Re: Should I Tell Him Abt My Oda Children? by bukatyne(f): 4:33pm On Nov 05, 2020
Mummiesgirls4:

Having 4 kids doesn’t mean I should die single , if other people that have 4 or more babies than me are finding love why can’t I? I am still young and I deserved better things too , having 4 kids will not stop me . Yes if we get married I will have three more kids like we have planned


Madam,

Permit me to laugh grin grin grin grin grin

1 Like

Re: Should I Tell Him Abt My Oda Children? by Klass99(f): 5:20pm On Nov 05, 2020
.
Re: Should I Tell Him Abt My Oda Children? by Gloriagee(f): 5:26pm On Nov 05, 2020
Like is anyone thinking of school fees? Na real wa

Klass99:


Lol grin, na you dey reason the matter go far sef.

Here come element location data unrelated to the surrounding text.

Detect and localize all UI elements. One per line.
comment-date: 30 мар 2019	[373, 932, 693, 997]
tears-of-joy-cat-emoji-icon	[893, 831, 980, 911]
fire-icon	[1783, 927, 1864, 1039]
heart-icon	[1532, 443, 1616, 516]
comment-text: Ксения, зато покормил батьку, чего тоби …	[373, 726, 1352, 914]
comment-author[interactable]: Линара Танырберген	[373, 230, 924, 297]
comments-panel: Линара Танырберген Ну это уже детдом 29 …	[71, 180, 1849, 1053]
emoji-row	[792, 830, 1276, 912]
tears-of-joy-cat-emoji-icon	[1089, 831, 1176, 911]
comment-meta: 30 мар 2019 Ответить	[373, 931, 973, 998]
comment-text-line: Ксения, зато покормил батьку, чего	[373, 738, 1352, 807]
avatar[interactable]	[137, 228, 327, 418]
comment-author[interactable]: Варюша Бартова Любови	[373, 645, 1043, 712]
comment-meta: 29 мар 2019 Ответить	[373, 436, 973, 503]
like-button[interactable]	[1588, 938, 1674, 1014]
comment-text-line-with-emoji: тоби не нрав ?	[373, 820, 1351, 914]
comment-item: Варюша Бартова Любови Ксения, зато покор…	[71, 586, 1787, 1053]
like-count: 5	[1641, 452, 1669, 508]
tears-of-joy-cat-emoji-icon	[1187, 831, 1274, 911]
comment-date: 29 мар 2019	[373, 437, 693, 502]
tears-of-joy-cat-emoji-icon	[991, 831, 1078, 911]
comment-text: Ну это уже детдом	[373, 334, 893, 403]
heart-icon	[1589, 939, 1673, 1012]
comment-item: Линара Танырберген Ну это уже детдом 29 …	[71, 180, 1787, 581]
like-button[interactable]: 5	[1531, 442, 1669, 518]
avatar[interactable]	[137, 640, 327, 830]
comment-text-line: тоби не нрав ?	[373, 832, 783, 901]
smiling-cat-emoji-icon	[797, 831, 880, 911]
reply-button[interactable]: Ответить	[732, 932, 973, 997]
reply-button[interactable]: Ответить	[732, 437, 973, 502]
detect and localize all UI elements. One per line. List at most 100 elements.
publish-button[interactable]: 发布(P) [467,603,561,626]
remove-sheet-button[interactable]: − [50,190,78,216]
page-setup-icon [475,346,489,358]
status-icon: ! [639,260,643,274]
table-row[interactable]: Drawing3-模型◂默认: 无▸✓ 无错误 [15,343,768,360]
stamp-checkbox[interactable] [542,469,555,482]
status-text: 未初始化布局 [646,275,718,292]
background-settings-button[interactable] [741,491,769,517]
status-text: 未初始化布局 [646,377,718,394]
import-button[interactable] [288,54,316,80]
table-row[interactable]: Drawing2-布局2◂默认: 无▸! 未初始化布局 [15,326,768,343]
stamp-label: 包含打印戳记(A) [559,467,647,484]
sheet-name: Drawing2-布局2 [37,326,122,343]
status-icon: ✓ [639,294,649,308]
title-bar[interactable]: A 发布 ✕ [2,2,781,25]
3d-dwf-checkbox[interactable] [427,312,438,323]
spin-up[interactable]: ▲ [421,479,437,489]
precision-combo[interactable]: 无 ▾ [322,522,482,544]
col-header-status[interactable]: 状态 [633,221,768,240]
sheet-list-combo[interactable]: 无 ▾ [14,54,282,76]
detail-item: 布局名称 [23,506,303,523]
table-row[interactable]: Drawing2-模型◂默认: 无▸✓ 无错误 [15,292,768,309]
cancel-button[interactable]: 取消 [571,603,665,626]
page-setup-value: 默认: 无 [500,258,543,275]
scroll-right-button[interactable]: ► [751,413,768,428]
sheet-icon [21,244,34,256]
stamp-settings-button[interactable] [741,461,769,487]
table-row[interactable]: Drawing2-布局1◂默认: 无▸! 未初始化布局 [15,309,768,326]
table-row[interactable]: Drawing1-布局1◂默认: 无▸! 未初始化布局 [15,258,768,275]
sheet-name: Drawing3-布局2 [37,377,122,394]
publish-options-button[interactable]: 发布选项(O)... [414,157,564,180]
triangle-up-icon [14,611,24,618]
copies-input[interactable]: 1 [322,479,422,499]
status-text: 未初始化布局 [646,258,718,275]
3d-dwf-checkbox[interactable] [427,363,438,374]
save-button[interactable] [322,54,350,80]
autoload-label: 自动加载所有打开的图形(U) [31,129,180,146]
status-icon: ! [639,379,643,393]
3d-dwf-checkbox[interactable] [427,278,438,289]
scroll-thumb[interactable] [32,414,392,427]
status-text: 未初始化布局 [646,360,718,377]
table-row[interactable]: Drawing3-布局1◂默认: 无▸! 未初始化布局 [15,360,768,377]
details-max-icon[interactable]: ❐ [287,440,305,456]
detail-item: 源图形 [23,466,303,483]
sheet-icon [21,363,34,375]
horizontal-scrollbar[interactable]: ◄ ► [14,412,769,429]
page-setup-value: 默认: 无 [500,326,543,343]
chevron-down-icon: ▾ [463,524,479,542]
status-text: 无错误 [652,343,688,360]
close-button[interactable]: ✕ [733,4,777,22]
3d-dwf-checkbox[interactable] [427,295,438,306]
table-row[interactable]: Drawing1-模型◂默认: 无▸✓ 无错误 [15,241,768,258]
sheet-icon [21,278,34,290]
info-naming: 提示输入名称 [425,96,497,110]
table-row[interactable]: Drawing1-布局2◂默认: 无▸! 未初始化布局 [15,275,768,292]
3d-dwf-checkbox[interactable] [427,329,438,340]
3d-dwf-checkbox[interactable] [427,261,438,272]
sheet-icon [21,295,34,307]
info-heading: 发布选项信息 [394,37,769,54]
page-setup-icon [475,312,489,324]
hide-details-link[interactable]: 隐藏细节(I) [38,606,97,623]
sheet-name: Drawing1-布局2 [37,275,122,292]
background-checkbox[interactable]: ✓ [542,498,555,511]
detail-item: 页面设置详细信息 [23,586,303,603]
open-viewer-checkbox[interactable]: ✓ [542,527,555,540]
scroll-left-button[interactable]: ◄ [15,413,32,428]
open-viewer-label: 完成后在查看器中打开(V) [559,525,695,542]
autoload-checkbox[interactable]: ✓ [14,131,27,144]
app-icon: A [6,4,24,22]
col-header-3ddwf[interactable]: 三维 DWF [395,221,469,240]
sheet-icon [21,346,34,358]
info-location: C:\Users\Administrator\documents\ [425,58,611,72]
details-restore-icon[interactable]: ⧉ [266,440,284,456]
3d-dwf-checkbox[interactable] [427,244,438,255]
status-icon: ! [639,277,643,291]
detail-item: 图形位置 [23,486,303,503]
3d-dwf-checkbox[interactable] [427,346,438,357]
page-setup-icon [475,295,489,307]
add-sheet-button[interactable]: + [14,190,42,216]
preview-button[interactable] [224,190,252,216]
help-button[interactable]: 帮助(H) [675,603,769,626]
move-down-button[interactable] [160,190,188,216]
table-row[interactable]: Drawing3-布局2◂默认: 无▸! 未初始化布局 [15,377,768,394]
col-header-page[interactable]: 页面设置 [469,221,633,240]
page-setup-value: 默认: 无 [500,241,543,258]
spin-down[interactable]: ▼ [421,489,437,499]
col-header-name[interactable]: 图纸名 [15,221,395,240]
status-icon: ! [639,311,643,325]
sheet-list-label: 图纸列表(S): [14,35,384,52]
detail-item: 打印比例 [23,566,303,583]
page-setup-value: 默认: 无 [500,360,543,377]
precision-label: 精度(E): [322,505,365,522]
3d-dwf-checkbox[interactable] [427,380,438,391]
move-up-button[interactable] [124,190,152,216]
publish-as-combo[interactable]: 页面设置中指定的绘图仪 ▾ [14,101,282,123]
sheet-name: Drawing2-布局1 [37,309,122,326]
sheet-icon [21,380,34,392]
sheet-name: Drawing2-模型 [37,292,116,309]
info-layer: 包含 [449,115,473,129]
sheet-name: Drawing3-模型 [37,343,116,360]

The kind shock and awe wey grip me, on top her story ehn.

I kept thinking, how are people able to live like this? Don't they have an internal moral compass or conscience which goes off like an alarm bell, alerting them to the fact that, their way of life is self destructive?

Re: Should I Tell Him Abt My Oda Children? by belcom10(m): 6:08pm On Nov 05, 2020
Hmmm, at 26 you already have four kids to different men. What went wrong.